Entre os gestores, é unânime que o diálogo precisa ser fortalecido. O Ministério da Educação abriu canais para conversar com entidades e instituições de ensino, o que é saudado pelo setor. “Acho importante a decisão do ministro de abrir as audiências públicas para discutir aperfeiçoamentos do Novo Ensino Médio, especialmente em relação aos itinerários formativos, que têm sido mais discutidos no momento”, destaca a ex-presidente do Conselho Nacional de Educação (CNE) Maria Helena Guimarães de Castro, titular da Cátedra Instituto Ayrton Senna de Inovação em Avaliação Educacional do Instituto de Estudos Avançados da Universidade de São Paulo (USP).

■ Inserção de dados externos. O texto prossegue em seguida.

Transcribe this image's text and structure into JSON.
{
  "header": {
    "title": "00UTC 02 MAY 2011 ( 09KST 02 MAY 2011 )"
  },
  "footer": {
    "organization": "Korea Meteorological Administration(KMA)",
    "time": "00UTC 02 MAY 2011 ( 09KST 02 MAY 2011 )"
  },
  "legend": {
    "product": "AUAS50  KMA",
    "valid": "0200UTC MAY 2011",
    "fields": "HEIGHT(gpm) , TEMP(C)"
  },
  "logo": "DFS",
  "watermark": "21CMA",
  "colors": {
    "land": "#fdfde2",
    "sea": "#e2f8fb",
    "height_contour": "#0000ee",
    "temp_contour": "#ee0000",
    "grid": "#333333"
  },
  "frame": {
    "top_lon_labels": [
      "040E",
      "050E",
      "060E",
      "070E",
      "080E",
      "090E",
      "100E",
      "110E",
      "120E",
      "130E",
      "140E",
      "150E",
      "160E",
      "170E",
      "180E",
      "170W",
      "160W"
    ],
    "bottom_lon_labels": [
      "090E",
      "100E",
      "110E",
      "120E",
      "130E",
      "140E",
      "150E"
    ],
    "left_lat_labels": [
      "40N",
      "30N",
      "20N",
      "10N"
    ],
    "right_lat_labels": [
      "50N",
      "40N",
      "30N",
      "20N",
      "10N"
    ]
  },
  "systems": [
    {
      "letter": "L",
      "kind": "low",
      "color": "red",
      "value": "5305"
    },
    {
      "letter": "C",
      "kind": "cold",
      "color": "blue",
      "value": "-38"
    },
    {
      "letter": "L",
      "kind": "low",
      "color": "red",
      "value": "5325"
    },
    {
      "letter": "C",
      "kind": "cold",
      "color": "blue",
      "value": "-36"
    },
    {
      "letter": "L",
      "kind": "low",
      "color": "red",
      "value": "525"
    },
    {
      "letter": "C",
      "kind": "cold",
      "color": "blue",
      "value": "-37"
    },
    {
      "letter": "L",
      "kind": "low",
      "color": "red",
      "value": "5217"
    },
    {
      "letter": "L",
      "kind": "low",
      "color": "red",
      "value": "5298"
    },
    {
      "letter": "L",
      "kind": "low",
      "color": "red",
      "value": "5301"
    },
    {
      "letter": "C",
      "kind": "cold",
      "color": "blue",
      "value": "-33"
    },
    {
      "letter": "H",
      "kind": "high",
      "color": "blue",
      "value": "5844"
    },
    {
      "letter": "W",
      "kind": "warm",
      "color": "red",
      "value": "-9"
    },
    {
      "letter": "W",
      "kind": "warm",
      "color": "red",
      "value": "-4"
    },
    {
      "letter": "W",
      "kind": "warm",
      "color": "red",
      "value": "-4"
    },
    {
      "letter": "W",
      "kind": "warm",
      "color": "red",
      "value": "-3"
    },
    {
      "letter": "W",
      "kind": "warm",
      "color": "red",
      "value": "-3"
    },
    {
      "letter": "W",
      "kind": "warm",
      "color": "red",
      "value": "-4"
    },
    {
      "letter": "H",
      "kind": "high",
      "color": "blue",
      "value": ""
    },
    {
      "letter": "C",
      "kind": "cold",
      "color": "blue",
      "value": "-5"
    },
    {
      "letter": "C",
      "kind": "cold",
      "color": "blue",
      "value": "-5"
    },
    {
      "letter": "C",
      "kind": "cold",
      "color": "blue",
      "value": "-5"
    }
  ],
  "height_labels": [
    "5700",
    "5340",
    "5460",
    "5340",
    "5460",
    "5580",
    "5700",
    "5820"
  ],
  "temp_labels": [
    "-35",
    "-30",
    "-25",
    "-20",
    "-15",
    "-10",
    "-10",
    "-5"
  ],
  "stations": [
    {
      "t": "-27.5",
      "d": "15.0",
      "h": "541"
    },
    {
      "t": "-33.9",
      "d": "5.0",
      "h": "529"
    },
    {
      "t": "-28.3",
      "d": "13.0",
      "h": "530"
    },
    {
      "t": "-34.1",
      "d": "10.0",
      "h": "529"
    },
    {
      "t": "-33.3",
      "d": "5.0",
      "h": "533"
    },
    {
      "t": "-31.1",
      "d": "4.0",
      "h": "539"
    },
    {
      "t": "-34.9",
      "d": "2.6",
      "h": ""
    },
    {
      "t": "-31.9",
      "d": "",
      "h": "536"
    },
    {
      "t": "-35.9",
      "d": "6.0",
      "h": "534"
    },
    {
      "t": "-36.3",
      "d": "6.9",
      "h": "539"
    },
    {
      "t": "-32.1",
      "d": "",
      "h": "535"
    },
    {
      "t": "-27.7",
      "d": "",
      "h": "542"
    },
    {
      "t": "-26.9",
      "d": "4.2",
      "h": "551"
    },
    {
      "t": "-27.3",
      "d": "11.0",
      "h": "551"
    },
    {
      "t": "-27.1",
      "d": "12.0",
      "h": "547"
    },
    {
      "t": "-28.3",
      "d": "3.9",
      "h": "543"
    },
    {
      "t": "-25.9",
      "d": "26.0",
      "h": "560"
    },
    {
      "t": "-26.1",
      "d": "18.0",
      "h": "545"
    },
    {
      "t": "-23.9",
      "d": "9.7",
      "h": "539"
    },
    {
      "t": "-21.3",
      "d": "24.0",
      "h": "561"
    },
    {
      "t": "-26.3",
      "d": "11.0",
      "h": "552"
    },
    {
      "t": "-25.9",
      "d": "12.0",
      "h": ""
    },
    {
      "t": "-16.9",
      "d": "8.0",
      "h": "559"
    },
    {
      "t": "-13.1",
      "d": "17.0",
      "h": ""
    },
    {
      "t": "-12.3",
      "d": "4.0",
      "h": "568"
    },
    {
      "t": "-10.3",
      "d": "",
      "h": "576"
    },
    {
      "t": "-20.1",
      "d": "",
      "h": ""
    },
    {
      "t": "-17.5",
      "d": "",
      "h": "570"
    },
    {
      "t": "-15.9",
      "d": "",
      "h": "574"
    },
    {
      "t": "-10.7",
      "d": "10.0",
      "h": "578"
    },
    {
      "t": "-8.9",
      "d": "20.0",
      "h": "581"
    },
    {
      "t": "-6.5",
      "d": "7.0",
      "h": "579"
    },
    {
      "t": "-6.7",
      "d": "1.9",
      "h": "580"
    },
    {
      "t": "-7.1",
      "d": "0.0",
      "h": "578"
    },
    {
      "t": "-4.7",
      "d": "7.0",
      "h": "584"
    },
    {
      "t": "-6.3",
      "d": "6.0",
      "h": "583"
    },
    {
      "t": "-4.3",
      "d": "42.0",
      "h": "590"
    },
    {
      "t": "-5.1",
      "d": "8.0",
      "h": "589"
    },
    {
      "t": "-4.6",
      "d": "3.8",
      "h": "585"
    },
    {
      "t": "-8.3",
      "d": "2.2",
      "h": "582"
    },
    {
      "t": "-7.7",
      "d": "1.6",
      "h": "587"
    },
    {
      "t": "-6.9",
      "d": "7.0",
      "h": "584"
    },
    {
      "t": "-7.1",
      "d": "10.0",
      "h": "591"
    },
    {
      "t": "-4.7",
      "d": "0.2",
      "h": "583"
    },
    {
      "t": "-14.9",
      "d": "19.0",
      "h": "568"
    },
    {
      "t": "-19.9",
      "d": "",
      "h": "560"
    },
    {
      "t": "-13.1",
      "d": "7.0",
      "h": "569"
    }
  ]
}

Ela lembra que o modelo está entrando no segundo ano de implantação, mas os Estados e a rede privada já vinham investindo bastante em planejamento, estudos, infraestrutura e recursos humanos. “Sou totalmente a favor dessa concepção, que é muito mais atual, valoriza o protagonismo do aluno, unindo a parte fixa do currículo com uma parcela mais flexível. É um formato que permite alinhar a formação dos alunos às novas demandas do nosso século”, sustenta Maria Helena, que esteve à frente do CNE entre 2020 e 2022.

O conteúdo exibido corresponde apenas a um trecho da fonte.